New Telegraph

World Bank to FG: End border closure to curb inflation

The World Bank has advised the Federal Government to consider reopening the country’s land borders as part of measures to limit inflation, a move the bank said will help boost investor confidence.

 

The World Bank stated this in a presentation titled, “Nigeria in the time of COVID- 19: Rising to the Challenge,” made at a webinar organized by the Africa Institute for Leadership and Public Administration (AILPA).
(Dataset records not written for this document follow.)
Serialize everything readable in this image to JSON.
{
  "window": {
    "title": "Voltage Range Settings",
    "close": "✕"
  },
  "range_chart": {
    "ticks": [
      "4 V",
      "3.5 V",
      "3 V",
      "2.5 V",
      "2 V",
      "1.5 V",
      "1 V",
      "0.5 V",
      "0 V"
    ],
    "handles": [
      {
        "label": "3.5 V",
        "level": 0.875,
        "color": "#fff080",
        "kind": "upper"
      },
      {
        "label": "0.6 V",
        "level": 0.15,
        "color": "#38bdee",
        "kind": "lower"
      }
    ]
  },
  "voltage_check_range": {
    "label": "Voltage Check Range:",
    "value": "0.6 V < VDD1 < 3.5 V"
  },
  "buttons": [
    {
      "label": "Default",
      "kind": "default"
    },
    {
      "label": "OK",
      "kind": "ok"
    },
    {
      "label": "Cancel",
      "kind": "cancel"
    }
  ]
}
Citing the need to tackle proliferation of arms, smuggling and other illicit transborder activities, the Federal Government had, on August 20 last year, closed the country’s land borders with neighbouring countries.

 

However, in its AILPA presentation obtained by New Telegraph yesterday, the World Bank listed the reopening of the land borders among what it described as, “medium-term options (6-15months),” that will help enhance macroeconomic management in the country given the devastating impact of the coronavirus (COVID-19) crisis.

 

According to the World Bank, although the coronavirus pandemic is an unprecedented crisis, which could lead to Nigeria experiencing “potentially the most severe downturn in four decades…even if the outbreak is contained,” it also presents the country with a, “unique opportunity” to lay the foundations for sustainable recovery and growth.

 

Apart from focusing on measures to contain the pandemic and preparing for a “more severe outbreak,” the Federal Government, the Bretton Woods institution said, should also concentrate on enhancing macroeconomic management, safeguarding and mobilizing revenues and “reprioritizing public spending to protect critical development expenditures.”

 

In addition, it recommended “supporting economic activity and providing relief for poor and vulnerable communities.”

 

Specifically, the World Bank recommended that in order to bolster macroeconomic management and boost investor confidence, the country should, in the near term (3 to 6 months), adopt measures such as: Unifying exchange rates into a single window and increasing exchange rate flexibility now, “before foreign exchange reserves are further depleted and pressures mount for a much larger and disruptive devaluation that would hurt the poor”; ensuring clear separation and improved coordination of fiscal, financial, and monetary policies; defining measures for rescheduling and restructuring the loans of borrowers affected by the pandemic; increasing monitoring of bank assets and the effectiveness of temporary forbearance and easing  oreign exchange restrictions to limit inflationary pressures and increase supply of food and key staples.

 

It further suggested that for the medium term (6 to 15 months), Nigeria should: “Refocus management of monetary policy toward the primary objective of price stability; phase out land border closures to limit inflation and direct private sector development to more competitive ends; continue making management of public debt more transparent; review regulations that affect bank recovery and resolution planning and review prudential requirements related to bank sales of non-performing loans to AMCON and similar companies to transparently streamline the process for efficient resolution of nonperforming loans.”

 

Equally, the bank advised that in the near term, Nigeria should: “Ensure business continuity of revenue collecting agencies and facilitate tax payments through online platforms; enhance the collection of oil and gas revenues and communicate a clear timeline for repayment of non-oil tax  relief measures at both federal and subnational tiers of government and increase the transparency of oil and gas revenue reporting through regular publication of financial reports audited financial statements to formulate the reform agenda.”

 

According to the World Bank, after the coronavirus crisis is over, Nigeria should accelerate domestic revenue mobilization reforms, including reviewing and eliminating revenueleaking incentives, adjusting excise duties from items, such as alcohol, cigarettes and fuel and introducing, “measures to counter international tax avoidance by amending the international tax rules related to corporate and personal income taxes, VAT, and capital gains taxes.”

 

It also advised that the country should enhance oil-revenue remittances by managing unbudgeted deductions and underpayments by NNPC as well as introducing new petroleum industry legislation to “safeguard oil revenues and strengthen the management, governance, and competitiveness of the oil sector.”